Carro carregado de cigarro de origem paraguaia é achado pela PF em operação na fronteira com o Paraguai
Carro carregado de cigarro de origem paraguaia é achado pela PF em operação na fronteira com o Paraguai - Bruno Santos/Folhapress

Dados da Receita Federal mostram que o total de mercadorias apreendidas em Foz do Iguaçu em 2017 chegou a US$ 80,1 milhões, dos quais US$ 30,5 milhões foram em cigarros ilegais.

Em seguida, apareceram eletrônicos, que englobam os smartphones (US$ 18,2 milhões), veículos (US$ 7,9 milhões) e equipamentos de informática (US$ 6,3 milhões).

Foram presas 107 pessoas, das quais 84 com drogas. Outras 15 estavam com armas ou munições.

A Folha ouviu seis pessoas que atuam como laranjas no contrabando. Entre elas, havia um estudante universitário que diz pagar a mensalidade da faculdade com o transporte de produtos para contrabandistas.

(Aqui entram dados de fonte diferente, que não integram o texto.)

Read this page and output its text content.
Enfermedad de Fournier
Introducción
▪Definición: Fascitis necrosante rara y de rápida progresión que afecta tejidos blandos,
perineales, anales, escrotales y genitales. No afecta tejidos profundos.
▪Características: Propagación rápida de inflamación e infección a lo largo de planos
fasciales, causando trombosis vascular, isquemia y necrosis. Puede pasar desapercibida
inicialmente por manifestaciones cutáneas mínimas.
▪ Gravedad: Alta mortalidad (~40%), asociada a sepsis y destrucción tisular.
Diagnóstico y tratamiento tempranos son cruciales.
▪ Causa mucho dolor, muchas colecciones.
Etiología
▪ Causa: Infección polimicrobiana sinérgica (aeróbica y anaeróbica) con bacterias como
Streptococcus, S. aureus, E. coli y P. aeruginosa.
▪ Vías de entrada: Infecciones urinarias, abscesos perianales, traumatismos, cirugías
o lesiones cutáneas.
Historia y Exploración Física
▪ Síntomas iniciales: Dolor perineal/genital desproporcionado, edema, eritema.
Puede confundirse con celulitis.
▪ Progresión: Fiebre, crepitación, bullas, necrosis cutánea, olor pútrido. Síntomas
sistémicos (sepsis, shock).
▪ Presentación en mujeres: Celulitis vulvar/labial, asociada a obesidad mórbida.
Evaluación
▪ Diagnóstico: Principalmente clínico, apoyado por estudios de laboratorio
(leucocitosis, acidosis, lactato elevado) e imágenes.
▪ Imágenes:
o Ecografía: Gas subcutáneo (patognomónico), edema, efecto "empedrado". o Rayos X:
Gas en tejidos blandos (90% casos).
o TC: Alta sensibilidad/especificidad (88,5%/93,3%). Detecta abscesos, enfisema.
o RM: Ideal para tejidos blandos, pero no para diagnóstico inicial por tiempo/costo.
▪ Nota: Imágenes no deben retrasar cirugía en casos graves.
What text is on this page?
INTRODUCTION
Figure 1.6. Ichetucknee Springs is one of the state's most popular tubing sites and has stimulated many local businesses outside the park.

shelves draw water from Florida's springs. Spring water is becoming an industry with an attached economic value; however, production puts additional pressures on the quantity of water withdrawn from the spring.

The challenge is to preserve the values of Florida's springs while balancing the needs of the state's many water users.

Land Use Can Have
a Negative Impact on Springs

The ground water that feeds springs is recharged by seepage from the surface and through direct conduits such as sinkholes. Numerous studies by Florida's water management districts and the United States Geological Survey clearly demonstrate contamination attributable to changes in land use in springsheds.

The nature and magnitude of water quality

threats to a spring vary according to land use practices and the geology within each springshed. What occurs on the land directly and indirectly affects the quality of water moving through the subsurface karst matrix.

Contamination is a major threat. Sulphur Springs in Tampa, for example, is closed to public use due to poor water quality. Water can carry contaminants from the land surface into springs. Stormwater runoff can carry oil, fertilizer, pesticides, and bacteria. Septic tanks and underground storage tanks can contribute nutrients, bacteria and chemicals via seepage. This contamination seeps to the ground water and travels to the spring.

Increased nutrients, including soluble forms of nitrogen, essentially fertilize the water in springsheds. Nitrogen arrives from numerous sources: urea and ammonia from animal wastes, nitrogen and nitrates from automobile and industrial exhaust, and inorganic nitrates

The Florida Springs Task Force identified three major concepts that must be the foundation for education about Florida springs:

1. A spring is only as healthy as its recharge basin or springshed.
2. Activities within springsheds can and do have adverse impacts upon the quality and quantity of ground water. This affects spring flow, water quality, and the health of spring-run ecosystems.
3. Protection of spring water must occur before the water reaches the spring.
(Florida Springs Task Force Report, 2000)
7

Sob a condição de anonimato, eles disseram em geral que prefeririam ter um emprego fixo com carteira assinada e direitos trabalhistas como férias e 13º salário, mas afirmaram que o contrabando paga corretamente. Também afirmaram não ver a atividade que praticam como ilegal, mas sim como típica da região da fronteira.